The edge of the windowsill caught first – a burning, twirling ember landing on a pile of clumped bird feathers. Fiona could actually hear them crackle as they ignited. She beat at it with her jacket, but it was too fast for her, the wood too old.
The whole damn wooden lighthouse was tinder, and she’d provided the match.
The heat of the spreading flame drove her backward, and she stared up at the building. Goddamn.
What if she didn’t call 911?
The thought only rested in her mind for a second, long enough to regret having wasted any time. The pause, though, that her fingers felt as they reached for her phone … Fiona wanted it to burn.

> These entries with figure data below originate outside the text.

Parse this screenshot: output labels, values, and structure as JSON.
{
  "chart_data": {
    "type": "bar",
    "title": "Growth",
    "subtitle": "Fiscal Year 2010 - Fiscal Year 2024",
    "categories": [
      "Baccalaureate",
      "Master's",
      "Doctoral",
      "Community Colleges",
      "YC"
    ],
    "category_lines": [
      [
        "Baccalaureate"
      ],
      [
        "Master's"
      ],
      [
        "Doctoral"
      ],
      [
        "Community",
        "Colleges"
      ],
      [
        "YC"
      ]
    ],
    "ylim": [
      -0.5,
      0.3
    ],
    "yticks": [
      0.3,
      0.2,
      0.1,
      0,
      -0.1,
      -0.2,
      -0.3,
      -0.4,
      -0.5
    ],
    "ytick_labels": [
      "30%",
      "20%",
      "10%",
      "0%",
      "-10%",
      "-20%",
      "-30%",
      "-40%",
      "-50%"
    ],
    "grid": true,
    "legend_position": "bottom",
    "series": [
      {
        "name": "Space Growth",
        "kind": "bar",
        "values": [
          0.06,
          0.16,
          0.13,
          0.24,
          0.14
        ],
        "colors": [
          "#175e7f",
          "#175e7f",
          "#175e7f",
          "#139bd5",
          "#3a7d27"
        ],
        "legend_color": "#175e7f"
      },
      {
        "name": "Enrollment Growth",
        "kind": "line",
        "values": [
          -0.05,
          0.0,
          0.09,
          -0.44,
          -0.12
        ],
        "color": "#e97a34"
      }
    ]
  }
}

And for that she felt nothing but true, deep grief.
The dispatcher told her they were sending the engines her way, and then asked if anyone was inside the building.
Fiona’s heart broke. ‘Not anymore.’
And then she ran for the door of the keeper’s house.
Abe didn’t understand how it caught so fast.
From midship, Abe watched the lighthouse spark and then go up like a Roman candle. One minute it was fine, and Fiona was in front of it. The next, he couldn’t see her against the glare of the blaze.
The worst of it was his helplessness. Still scudding into the channel, Abe couldn’t abandon ship – he’d made the swim to the rocky shore in high seas once, and he didn’t know if he could do it again. He called 911, but couldn’t get through, the lines probably jac
ked from everyone else calling. With his binoculars, he saw passing cars and RVs stop on the highway to watch the fire, carelessly blocking the fire engines that roared up.
He watched as the fire fighters aimed hoses on the blaze, watched as the water steamed up in white billows of evaporation against the heat. The top of the lighthouse had already caved in with a rumble he could hear even this far away.
But her.
He hadn’t seen Fiona again. She should be running around – she should be up there on the road, watching with the tourists – she should be leaning in shock against the battalion chief’s truck.
Desperately, he called 911 again.
The dispatcher’s quick words tumbled over each other. ‘911, are you reporting the fire on Highway One?’
‘I’m watching it. There’s a woman. There should be a woman,’ he gasped.
‘What?’ Radio traffic squelched in the background.
‘Tell them to check the lighthouse keeper’s house. For Fiona Lynde.’
‘Are you saying someone might be trapped?’
‘That’s exactly what I’m saying,’ he roared. If Fiona had gone in, to get something out … It didn’t matter that she’d started the fire, it just mattered that she was safe.
Through the binoculars, he watched as men who’d been putting up a ladder suddenly ran toward the keeper’s house, the side of which was already blazing.
Barely breathing, Abe slowed the boat so he wouldn’t go into the channel and lose sight of what was most important. He kept the binoculars steady, absorbing the motion of the boat with his legs.
Two firefighters carried someone out, rushing her away from the fire and over to the ambulance. They laid her on a stretcher, strapping an oxygen mask to her face.
When they took off the person’s cowboy hat, long brown hair spilled out.
Abe pushed the throttle control to full power, taking the south curve into the channel way too fast. He didn’t give a shit. There was only one place he needed to be, and it wasn’t on the damn water.